THE Bush administration has taken an uncompromising position with regard to farm subsidies in the floundering world trade talks known as GATT. While claiming to protect the interests of American farmers, Washington's position would hold European farmers hostage to unwanted and inappropriate systems of American agriculture and encourage the perpetuation of poor farming practices at home. Secretary of Agriculture Clayton Yeutter assumes that the United States has developed the best and most efficient system of agriculture in the world. He offers as evidence the high productivity of the American farm and the fact that Americans pay less for their food than any other people on earth.
But, while rural America continues to empty of its inhabitants, the European community still supports 10 times our number of farmers. In often rugged terrain, highly unsuited to American-style megafarming, the small family farm has been a cherished tradition in Europe for centuries. These farms cannot compete in a free marketplace measured only in terms of ``cheap food.'' To protect a valued way of life and the quality of their food supply, European farmers and their governments continue to insist on endorsing farm subsidies to prevent being overrun by cheaper food from overseas.
If the US succeeds in pressuring the European community to either drastically reduce or eliminate farm subsidies, the bankruptcy of huge numbers of small farms would almost certainly be the consequence. Mr. Yeutter's response? Farmers could easily be retrained for other work.
Does Yeutter assume that the tens of thousands of rural residents displaced from America's dying small family farms are living happily ever after in America's idyllic cities? Is not at least some portion of our urban ills related to the depopulation of our rural countryside, and the deterioration of those very land-based values European nations are determined to preserve? Is this connection not part of the total cost we Americans pay for our system of producing food? Is this the ``quality of life'' our secretary of agriculture thinks the rest of the world should copy?
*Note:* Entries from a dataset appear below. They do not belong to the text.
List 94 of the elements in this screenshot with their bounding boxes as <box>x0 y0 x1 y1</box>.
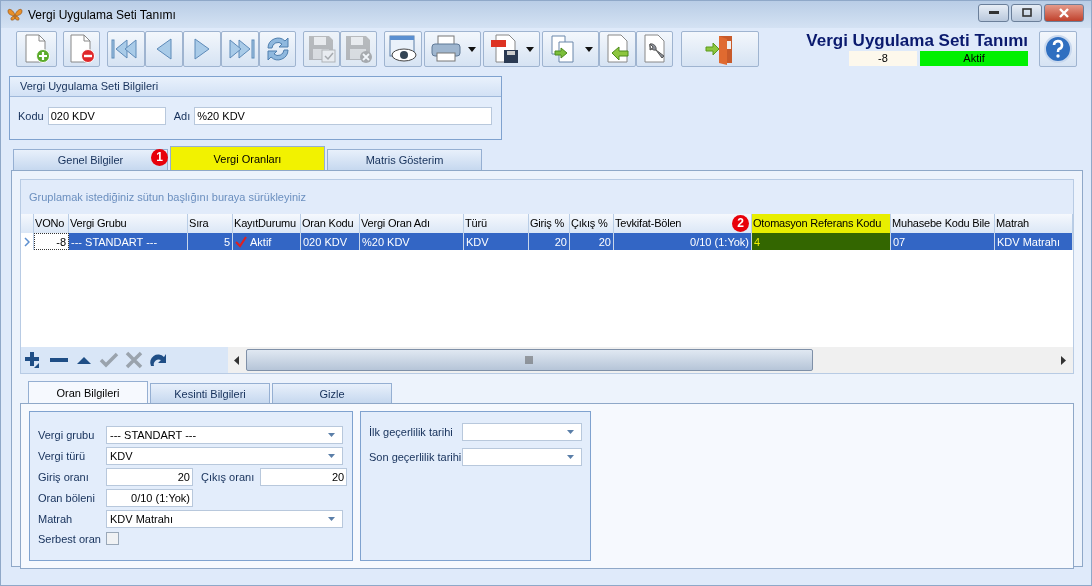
delete-document-icon <box>67 34 96 64</box>
field-label: Adı <box>173 110 191 122</box>
date-field[interactable] <box>462 448 582 466</box>
field-label: Oran böleni <box>38 492 96 504</box>
field-value: KDV Matrahı <box>110 513 173 525</box>
row-pointer-icon <box>24 236 30 247</box>
dropdown-arrow-icon <box>328 433 335 437</box>
cell-text: %20 KDV <box>362 235 410 248</box>
cell-text: 0/10 (1:Yok) <box>690 235 749 248</box>
scroll-left-icon[interactable] <box>234 355 240 365</box>
column-header[interactable]: Otomasyon Referans Kodu <box>752 214 891 233</box>
number-field[interactable]: 20 <box>260 468 348 486</box>
cell-text: 5 <box>223 235 230 248</box>
dropdown-field[interactable]: --- STANDART --- <box>106 426 343 444</box>
field-label: Matrah <box>38 513 74 525</box>
horizontal-scrollbar[interactable] <box>228 347 1073 373</box>
field-label: Vergi türü <box>38 450 87 462</box>
preview-toolbar-button[interactable] <box>384 31 422 67</box>
number-field[interactable]: 0/10 (1:Yok) <box>106 489 193 507</box>
field-value: --- STANDART --- <box>110 429 197 441</box>
dropdown-arrow-icon <box>567 455 574 459</box>
cell-text: 4 <box>754 235 761 248</box>
date-field[interactable] <box>462 423 582 441</box>
cell-text: KDV Matrahı <box>997 235 1060 248</box>
cell-text: KDV <box>466 235 489 248</box>
new-toolbar-button[interactable] <box>16 31 57 67</box>
group-hint-text: Gruplamak istediğiniz sütun başlığını buraya sürükleyiniz <box>21 180 1073 214</box>
import-toolbar-button[interactable] <box>599 31 636 67</box>
close-icon <box>1058 7 1070 18</box>
cell-text: 20 <box>598 235 611 248</box>
maximize-button[interactable] <box>1011 3 1042 22</box>
field-label: İlk geçerlilik tarihi <box>369 426 453 438</box>
last-toolbar-button[interactable] <box>221 31 259 67</box>
field-label: Kodu <box>18 110 44 122</box>
dropdown-arrow-icon <box>328 454 335 458</box>
cell-text: --- STANDART --- <box>71 235 158 248</box>
minimize-button[interactable] <box>978 3 1009 22</box>
tab[interactable]: Gizle <box>272 383 392 403</box>
help-button[interactable] <box>1039 31 1077 67</box>
maximize-icon <box>1021 8 1032 17</box>
dropdown-arrow-icon <box>328 517 335 521</box>
record-number: -8 <box>849 51 917 66</box>
save-cancel-icon <box>343 34 374 64</box>
pdf-save-icon <box>489 34 520 64</box>
caret-icon <box>467 46 476 52</box>
tab[interactable]: Vergi Oranları <box>170 146 325 170</box>
help-icon <box>1044 35 1072 63</box>
scroll-thumb[interactable] <box>246 349 813 371</box>
dropdown-field[interactable]: KDV <box>106 447 343 465</box>
text-field[interactable]: %20 KDV <box>194 107 493 125</box>
status-label: Aktif <box>920 51 1028 66</box>
butterfly-icon <box>7 7 23 22</box>
window-title: Vergi Uygulama Seti Tanımı <box>28 7 176 22</box>
cell-text: 07 <box>893 235 906 248</box>
caret-icon <box>525 46 534 52</box>
cell-text: -8 <box>56 235 66 248</box>
prev-toolbar-button[interactable] <box>145 31 183 67</box>
field-label: Serbest oran <box>38 532 102 545</box>
exit-toolbar-button[interactable] <box>681 31 759 67</box>
field-label: Vergi grubu <box>38 429 96 441</box>
next-toolbar-button[interactable] <box>183 31 221 67</box>
close-button[interactable] <box>1044 3 1084 22</box>
field-label: Son geçerlilik tarihi <box>369 451 462 463</box>
minimize-icon <box>988 10 999 15</box>
new-document-icon <box>22 34 51 64</box>
tab[interactable]: Matris Gösterim <box>327 149 482 170</box>
group-title: Vergi Uygulama Seti Bilgileri <box>10 77 501 97</box>
cell-text: Aktif <box>250 235 272 248</box>
table-row[interactable]: -8 --- STANDART --- 5 Aktif 020 KDV %20 KDV KDV 20 20 0/10 (1:Yok) 4 07 KDV Matrahı <box>21 233 1073 250</box>
delete-toolbar-button[interactable] <box>63 31 100 67</box>
tab[interactable]: Oran Bilgileri <box>28 381 148 403</box>
printer-icon <box>429 35 462 63</box>
cell-text: 020 KDV <box>303 235 348 248</box>
checkbox[interactable] <box>106 532 119 545</box>
caret-icon <box>584 46 593 52</box>
text-field[interactable]: 020 KDV <box>47 107 166 125</box>
field-value: KDV <box>110 450 133 462</box>
pdf-toolbar-button[interactable] <box>483 31 540 67</box>
first-toolbar-button[interactable] <box>107 31 145 67</box>
save-check-icon <box>306 34 337 64</box>
form-title: Vergi Uygulama Seti Tanımı <box>806 31 1028 51</box>
tab[interactable]: Kesinti Bilgileri <box>150 383 270 403</box>
dropdown-field[interactable]: KDV Matrahı <box>106 510 343 528</box>
number-badge: 2 <box>732 215 749 232</box>
field-label: Çıkış oranı <box>201 471 255 483</box>
tools-toolbar-button[interactable] <box>636 31 673 67</box>
scroll-right-icon[interactable] <box>1061 355 1067 365</box>
cell-text: 20 <box>554 235 567 248</box>
preview-window-icon <box>387 34 419 64</box>
dropdown-arrow-icon <box>567 430 574 434</box>
number-field[interactable]: 20 <box>106 468 193 486</box>
field-label: Giriş oranı <box>38 471 90 483</box>
refresh-toolbar-button[interactable] <box>259 31 296 67</box>
exit-door-icon <box>705 33 735 65</box>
Here in Iowa, many domestic wells and nearly 80 percent of all municipal wells are contaminated with nitrates and herbicides used to produce those cheap exports Yeutter would like to sell overseas. Apparently he does not include the long-term costs of correcting this life-threatening problem in his estimate of how much Americans pay for their food. Nor does he include the cost to the nation of treating with public funds the cancers and other debilitating diseases among migrant laborers exposed daily to deadly farm chemicals. And how do we measure the cost to our children of the loss of topsoil?
No single approach to farming is perfect. Many regions of the world stand as stark reminders of the consequences of farming contrary to the principals of nature. Large-scale mechanized farming has much to offer the world, but such farming, practiced in ecologically sound ways, is not inexpensive. Perhaps if American agricultural exports were allowed to reflect the real costs of a sustainable form of production, the GATT talks would produce internationally acceptable results.
American farmers strapped with higher input costs and a degraded environment are seeking more sustainable forms of farming. Greenbelt agriculture is returning around American cities in spite of USDA policies that have discouraged diversification. State governments like ours in Iowa have become leaders in agricultural and environmental legislation that assists farmers adopt sustainable practices. Land grant colleges are finally returning to their original mandate to help America's small family farmer. These are all actions consistent with the European outlook.
Secretary Yeutter would do both agriculture and international relations a better service if he took a far broader look at the issues surrounding the European position at the GATT talks and perhaps applied some of that wisdom here at home.